Editorial by Jean Rottner, President of the Grand Est Region and President of the FNAU

With the start of the 2022 marking the launch of France’s presidency of the European Union, it is an important time to champion the construction of a Europe that is closer to its citizens, a Europe of daily life, notably embodied by the cross-border territories, which contribute to cementing the European edifice.

The Aachen Treaty has opened up new possibilities and perspectives for cross-border cooperation. It is up to everyone to take this opportunity to build concrete cooperation initiatives and I hope that urban planning agencies will participate fully in this. The new urban planning agencies that have joined the MOT are a sign that their partnerships and missions are increasingly extending beyond national borders.

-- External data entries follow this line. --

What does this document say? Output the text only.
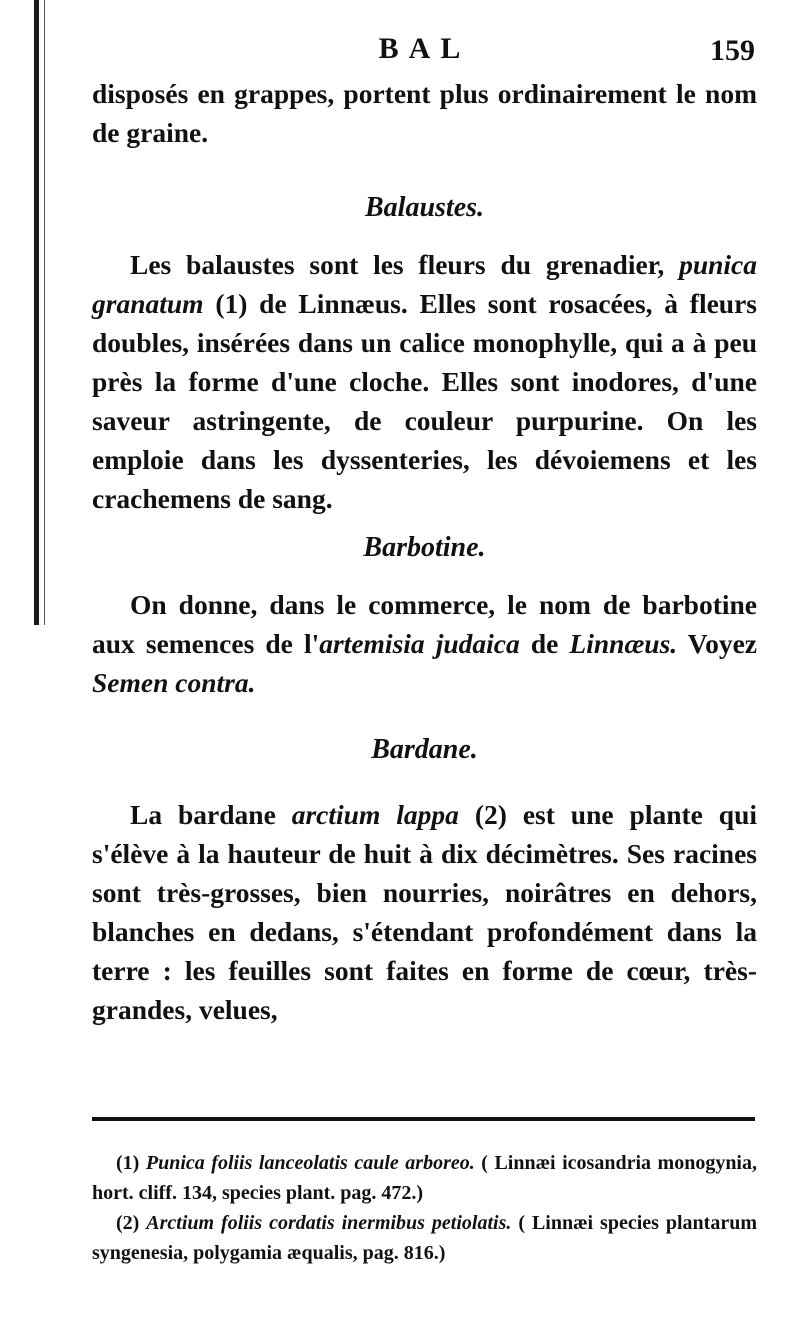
BAL	159

disposés en grappes, portent plus ordinairement le nom de graine.

Balaustes.

Les balaustes sont les fleurs du grenadier, punica granatum (1) de Linnæus. Elles sont rosacées, à fleurs doubles, insérées dans un calice monophylle, qui a à peu près la forme d'une cloche. Elles sont inodores, d'une saveur astringente, de couleur purpurine. On les emploie dans les dyssenteries, les dévoiemens et les crachemens de sang.

Barbotine.

On donne, dans le commerce, le nom de barbotine aux semences de l'artemisia judaica de Linnæus. Voyez Semen contra.

Bardane.

La bardane arctium lappa (2) est une plante qui s'élève à la hauteur de huit à dix décimètres. Ses racines sont très-grosses, bien nourries, noirâtres en dehors, blanches en dedans, s'étendant profondément dans la terre : les feuilles sont faites en forme de cœur, très-grandes, velues,

(1) Punica foliis lanceolatis caule arboreo. ( Linnæi icosandria monogynia, hort. cliff. 134, species plant. pag. 472.)

(2) Arctium foliis cordatis inermibus petiolatis. ( Linnæi species plantarum syngenesia, polygamia æqualis, pag. 816.)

Building territorial cooperation in cross-border living areas means first of all building up knowledge and a shared culture. This is one of the core missions of urban planning agencies, but the cross-border context makes it more complex due to the disparities in available data and the diversity of the players that need to be mobilised.

Building cross-border projects also means constructing shared living areas and taking action. For example, the pandemic has highlighted the need to put cooperation in place in the area of healthcare, to enable greater resilience. Cooperation also involves working together on cross-border forms of mobility in order to make them more efficient and more integrated. Cross-border projects are also about creating a “shared story”. Each time legal, regulatory and cultural barriers have to be overcome. But it is in the DNA of urban planning agencies to be able to get players around the table and to help projects get off the ground.

In June 2022, UN Habitat’s World Urban Forum will also be hosted in Europe, in Katowice, Poland. In the run-up to this, the MOT undertook to steer one of the working groups of the Partenariat Français pour la Ville et les Territoires (PFVT – French Partnership for Cities and Territories), which the FNAU coordinates, and whose mission is to formulate French players’ contribution to the world urban agenda: an opportunity to remind people of the importance of cross-border cooperation initiatives for more sustainable and inclusive territories.